Ebenso schnell wie das Unwetter hereinbrach, klingt es auch wieder ab. Der Wind legt sich, es wird wieder heller, aber es regnet - wenn auch ungleich weniger heftig, aber dennoch stark - weiter. Ich drücke mich entlang der Häuser in mein Zimmer, werde aber ordentlich nass.

Zurück auf meinem Zimmer - es hat die Nummer 610 und liegt zwischen den Zimmern 604 und 605, weshalb ich beim ersten Mal ein wenig suchen mußte - dusche ich und lege mich ins Bett. Ich nehme mir meinen Credencial vor, und entferne vorsichtig das vorhin so mühevoll eingeklebte Faltblatt. Das dauert etwa so lange wie das Einkleben desselbigen. Eigentlich ist es schade, aber auf dem breiten Tesafilmstreifen würde die Tinte der Stempel sicher verschmieren.

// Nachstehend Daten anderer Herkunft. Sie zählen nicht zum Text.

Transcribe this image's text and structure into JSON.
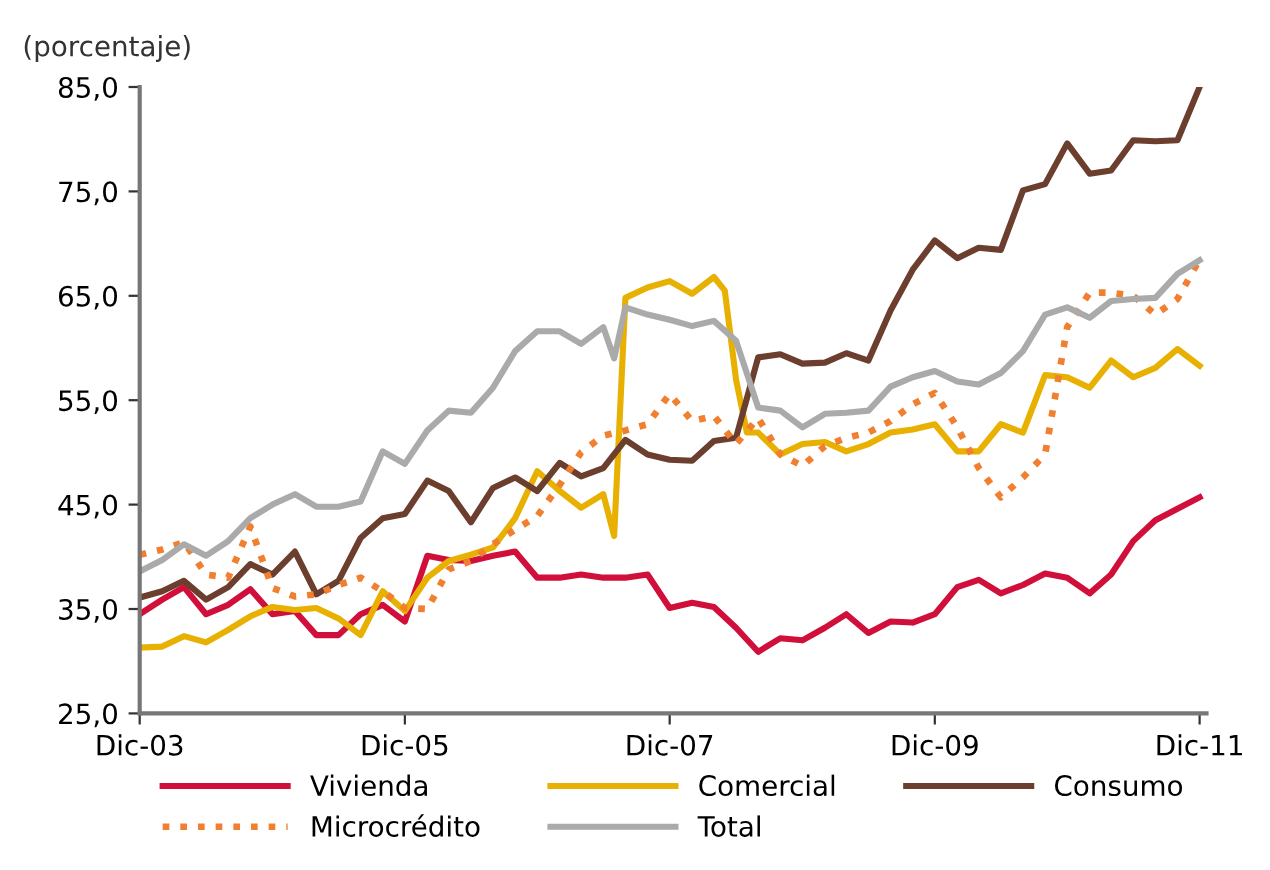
{
  "chart_data": {
    "type": "line",
    "ylabel": "(porcentaje)",
    "x": [
      "2003-12",
      "2004-02",
      "2004-04",
      "2004-06",
      "2004-08",
      "2004-10",
      "2004-12",
      "2005-02",
      "2005-04",
      "2005-06",
      "2005-08",
      "2005-10",
      "2005-12",
      "2006-02",
      "2006-04",
      "2006-06",
      "2006-08",
      "2006-10",
      "2006-12",
      "2007-02",
      "2007-04",
      "2007-06",
      "2007-08",
      "2007-10",
      "2007-12",
      "2008-02",
      "2008-04",
      "2008-06",
      "2008-08",
      "2008-10",
      "2008-12",
      "2009-02",
      "2009-04",
      "2009-06",
      "2009-08",
      "2009-10",
      "2009-12",
      "2010-02",
      "2010-04",
      "2010-06",
      "2010-08",
      "2010-10",
      "2010-12",
      "2011-02",
      "2011-04",
      "2011-06",
      "2011-08",
      "2011-10",
      "2011-12"
    ],
    "series": [
      {
        "name": "Vivienda",
        "color": "#d0103a",
        "values": [
          34.5,
          35.9,
          37.1,
          34.5,
          35.4,
          36.9,
          34.5,
          34.8,
          32.5,
          32.5,
          34.5,
          35.4,
          33.8,
          40.1,
          39.7,
          39.6,
          40.1,
          40.5,
          38,
          38,
          38.3,
          38,
          38,
          38.3,
          35.1,
          35.6,
          35.2,
          33.2,
          30.9,
          32.2,
          32.0,
          33.2,
          34.5,
          32.7,
          33.8,
          33.7,
          34.5,
          37.1,
          37.8,
          36.5,
          37.3,
          38.4,
          38,
          36.5,
          38.3,
          41.5,
          43.5,
          44.6,
          45.7
        ]
      },
      {
        "name": "Comercial",
        "color": "#e8b000",
        "x": [
          "2003-12",
          "2004-02",
          "2004-04",
          "2004-06",
          "2004-08",
          "2004-10",
          "2004-12",
          "2005-02",
          "2005-04",
          "2005-06",
          "2005-08",
          "2005-10",
          "2005-12",
          "2006-02",
          "2006-04",
          "2006-06",
          "2006-08",
          "2006-10",
          "2006-12",
          "2007-02",
          "2007-04",
          "2007-06",
          "2007-07",
          "2007-08",
          "2007-10",
          "2007-12",
          "2008-02",
          "2008-04",
          "2008-05",
          "2008-06",
          "2008-07",
          "2008-08",
          "2008-10",
          "2008-12",
          "2009-02",
          "2009-04",
          "2009-06",
          "2009-08",
          "2009-10",
          "2009-12",
          "2010-02",
          "2010-04",
          "2010-06",
          "2010-08",
          "2010-10",
          "2010-12",
          "2011-02",
          "2011-04",
          "2011-06",
          "2011-08",
          "2011-10",
          "2011-12"
        ],
        "values": [
          31.3,
          31.4,
          32.4,
          31.8,
          33.0,
          34.3,
          35.2,
          34.9,
          35.1,
          34.1,
          32.5,
          36.7,
          34.8,
          38,
          39.6,
          40.2,
          40.9,
          43.7,
          48.2,
          46.3,
          44.7,
          46,
          42,
          64.8,
          65.8,
          66.4,
          65.2,
          66.8,
          65.5,
          57,
          51.9,
          51.9,
          49.8,
          50.8,
          51,
          50.1,
          50.8,
          51.9,
          52.2,
          52.7,
          50.1,
          50.1,
          52.7,
          51.9,
          57.4,
          57.2,
          56.2,
          58.8,
          57.2,
          58.1,
          59.9,
          58.3
        ]
      },
      {
        "name": "Consumo",
        "color": "#6b3e2e",
        "values": [
          36.1,
          36.7,
          37.7,
          35.9,
          37.1,
          39.3,
          38.3,
          40.5,
          36.4,
          37.7,
          41.8,
          43.7,
          44.1,
          47.3,
          46.3,
          43.3,
          46.6,
          47.6,
          46.3,
          49,
          47.7,
          48.5,
          51.2,
          49.8,
          49.3,
          49.2,
          51.1,
          51.4,
          59.1,
          59.4,
          58.5,
          58.6,
          59.5,
          58.8,
          63.6,
          67.5,
          70.3,
          68.6,
          69.6,
          69.4,
          75.1,
          75.7,
          79.6,
          76.7,
          77,
          79.9,
          79.8,
          79.9,
          85
        ]
      },
      {
        "name": "Microcrédito",
        "color": "#f08030",
        "line_style": "dotted",
        "values": [
          40.2,
          40.7,
          41.4,
          38.3,
          38,
          42.9,
          37,
          36.2,
          36.4,
          37.3,
          38,
          36.7,
          35.1,
          35,
          38.8,
          39.6,
          41.2,
          42.6,
          43.9,
          46.9,
          50,
          51.6,
          52.1,
          52.7,
          55.6,
          53,
          53.5,
          50.8,
          53.3,
          49.8,
          48.7,
          50.6,
          51.4,
          51.9,
          53,
          54.6,
          55.7,
          52.4,
          48.5,
          45.7,
          47.6,
          49.8,
          62,
          65.3,
          65.3,
          65,
          63.2,
          64.7,
          68.5
        ]
      },
      {
        "name": "Total",
        "color": "#aaaaaa",
        "x": [
          "2003-12",
          "2004-02",
          "2004-04",
          "2004-06",
          "2004-08",
          "2004-10",
          "2004-12",
          "2005-02",
          "2005-04",
          "2005-06",
          "2005-08",
          "2005-10",
          "2005-12",
          "2006-02",
          "2006-04",
          "2006-06",
          "2006-08",
          "2006-10",
          "2006-12",
          "2007-02",
          "2007-04",
          "2007-06",
          "2007-07",
          "2007-08",
          "2007-10",
          "2007-12",
          "2008-02",
          "2008-04",
          "2008-06",
          "2008-08",
          "2008-10",
          "2008-12",
          "2009-02",
          "2009-04",
          "2009-06",
          "2009-08",
          "2009-10",
          "2009-12",
          "2010-02",
          "2010-04",
          "2010-06",
          "2010-08",
          "2010-10",
          "2010-12",
          "2011-02",
          "2011-04",
          "2011-06",
          "2011-08",
          "2011-10",
          "2011-12"
        ],
        "values": [
          38.6,
          39.7,
          41.2,
          40.1,
          41.5,
          43.7,
          45,
          46,
          44.8,
          44.8,
          45.3,
          50.1,
          48.9,
          52.1,
          54,
          53.8,
          56.2,
          59.7,
          61.6,
          61.6,
          60.4,
          62,
          59,
          63.9,
          63.2,
          62.7,
          62.1,
          62.6,
          60.7,
          54.3,
          54,
          52.4,
          53.7,
          53.8,
          54,
          56.3,
          57.2,
          57.8,
          56.8,
          56.5,
          57.6,
          59.7,
          63.2,
          63.9,
          62.9,
          64.5,
          64.7,
          64.8,
          67.1,
          68.4
        ]
      }
    ],
    "xlim": [
      "2003-12",
      "2011-12-20"
    ],
    "xticks": [
      {
        "value": "2003-12",
        "label": "Dic-03"
      },
      {
        "value": "2005-12",
        "label": "Dic-05"
      },
      {
        "value": "2007-12",
        "label": "Dic-07"
      },
      {
        "value": "2009-12",
        "label": "Dic-09"
      },
      {
        "value": "2011-12",
        "label": "Dic-11"
      }
    ],
    "ylim": [
      25,
      85
    ],
    "yticks": [
      {
        "value": 25,
        "label": "25,0"
      },
      {
        "value": 35,
        "label": "35,0"
      },
      {
        "value": 45,
        "label": "45,0"
      },
      {
        "value": 55,
        "label": "55,0"
      },
      {
        "value": 65,
        "label": "65,0"
      },
      {
        "value": 75,
        "label": "75,0"
      },
      {
        "value": 85,
        "label": "85,0"
      }
    ],
    "grid": false,
    "legend": "bottom",
    "marker": "none",
    "line_style": "solid"
  }
}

Es gibt hier sogar einen Fernseher, der Bildschirm ist jedoch recht mickrig und die Bedienung sehr abenteuerlich. Er wird mit diversen Knöpfen über meinem Bett gesteuert, aber die ganzen Schalter stiften nur Verwirrung. Irgendwie schaffe ich es, einen Kanal einzustellen, der sich offenbar intensiv mit dem Camino beschäftigt. Dort werden ständig irgendwelche Pilger interviewt und Aufnahmen vom Pilgerweg gezeigt. Diesen Kanal habe ich schon öfters in irgendwelchen Bars und auch in Herbergen gesehen. Einen Müsliriegel knabbernd schaue ich einige Minuten zu. Ich verstehe natürlich kaum etwas und schlafe daher - nach weiteren fünf Minuten Suche nach den richtigen Knöpfen um den Fernseher wieder abzustellen - alsbald ein.